Auch Zuroff sieht in der Tatsache, dass Berger in einem Außenlager des Konzentrationslagers Neuengamme gedient hat, ein mögliches Hindernis für eine Verurteilung. In dem Gespräch mit dem Leiter des Simon Wiesenthal Centers in Jerusalem wurde auch das Thema der Pensionen und Renten für ehemalige SS-Veteranen angesprochen, das immer wieder für Irritationen sorgt. Berger selbst kassiert bis heute für seine Dienste eine Rente aus Deutschland. Schlagzeilen machte vor Kurzem auch die Überreichung einer Liste mit Pensionsempfängern durch die Bundesregierung an die Niederlande, die ehemalige niederländische SS-Kämpfer betrifft.

Zuroff erinnerte in diesem Zusammenhang an eine Gesetzesänderung in Deutschland aus dem Jahr 1998, die es ermöglicht, Personen, die sich an Verbrechen gegen die Menschlichkeit beteiligt haben, diese Pensionen zu entziehen. Das Simon Wiesenthal Center habe daraufhin mit bundesdeutschen Behörden zusammengearbeitet, um diese Personen zu identifizieren, doch, so Zuroff, es habe nur eine "mangelhafte Kooperation" der zuständigen deutschen Behörden gegeben. Nur rund hundert Personen sei die Pension gestrichen worden.

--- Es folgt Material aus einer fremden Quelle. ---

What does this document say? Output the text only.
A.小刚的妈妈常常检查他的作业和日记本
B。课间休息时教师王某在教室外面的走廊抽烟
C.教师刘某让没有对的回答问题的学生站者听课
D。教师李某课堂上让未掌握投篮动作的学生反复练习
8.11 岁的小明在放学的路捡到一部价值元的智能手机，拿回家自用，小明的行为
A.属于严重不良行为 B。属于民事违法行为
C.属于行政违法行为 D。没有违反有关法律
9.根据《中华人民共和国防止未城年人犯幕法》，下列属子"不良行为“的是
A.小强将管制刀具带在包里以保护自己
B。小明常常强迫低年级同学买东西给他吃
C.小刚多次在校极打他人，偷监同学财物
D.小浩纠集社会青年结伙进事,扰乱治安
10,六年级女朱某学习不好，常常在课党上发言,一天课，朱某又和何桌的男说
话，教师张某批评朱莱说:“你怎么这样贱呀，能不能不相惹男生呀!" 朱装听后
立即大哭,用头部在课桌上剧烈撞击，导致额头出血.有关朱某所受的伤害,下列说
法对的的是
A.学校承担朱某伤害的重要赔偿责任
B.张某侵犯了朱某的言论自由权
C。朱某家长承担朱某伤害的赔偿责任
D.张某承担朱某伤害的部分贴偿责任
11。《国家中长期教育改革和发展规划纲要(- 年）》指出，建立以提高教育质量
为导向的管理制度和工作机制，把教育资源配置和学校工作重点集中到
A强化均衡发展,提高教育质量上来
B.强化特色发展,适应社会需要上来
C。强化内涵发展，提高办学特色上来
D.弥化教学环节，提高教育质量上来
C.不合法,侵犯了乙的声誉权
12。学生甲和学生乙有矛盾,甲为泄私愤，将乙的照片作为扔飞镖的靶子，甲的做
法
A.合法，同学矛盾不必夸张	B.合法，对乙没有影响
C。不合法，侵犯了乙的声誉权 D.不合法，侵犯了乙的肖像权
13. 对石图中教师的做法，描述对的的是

Was einen möglichen Prozess gegen Berger betrifft, so sei die Verfahrenseinstellung "nicht in Stein gemeißelt", erklärte ein Sprecher der Generalstaatsanwaltschaft Celle am Samstag gegenüber der Deutschen Presse-Agentur. Wenn Berger bereit sei, sich zu äußern, könne das Verfahren jederzeit wieder aufgenommen werden. Darüber werde frühestens nächste Woche entschieden.

Berger wurde nach Angaben der Bundespolizei mit einem Ambulanzflugzeug aus den USA nach Frankfurt geflogen. Der ehemalige KZ-Mann wurde gleich nach der Landung noch am Flughafen befragt. Dabei sei es zunächst nur darum gegangen, seine Aussagebereitschaft zu klären, teilte ein Sprecher der zuständigen Generalstaatsanwaltschaft Celle mit. Berger habe sich grundsätzlich bereiterklärt, Fragen zu den Vorwürfen zu beantworten, wegen der Strapazen der Reise aber nicht sofort. Gegen den 95-Jährigen liegt in Deutschland kein Haftbefehl vor. Deshalb blieb er nach seiner Ankunft auf freiem Fuß.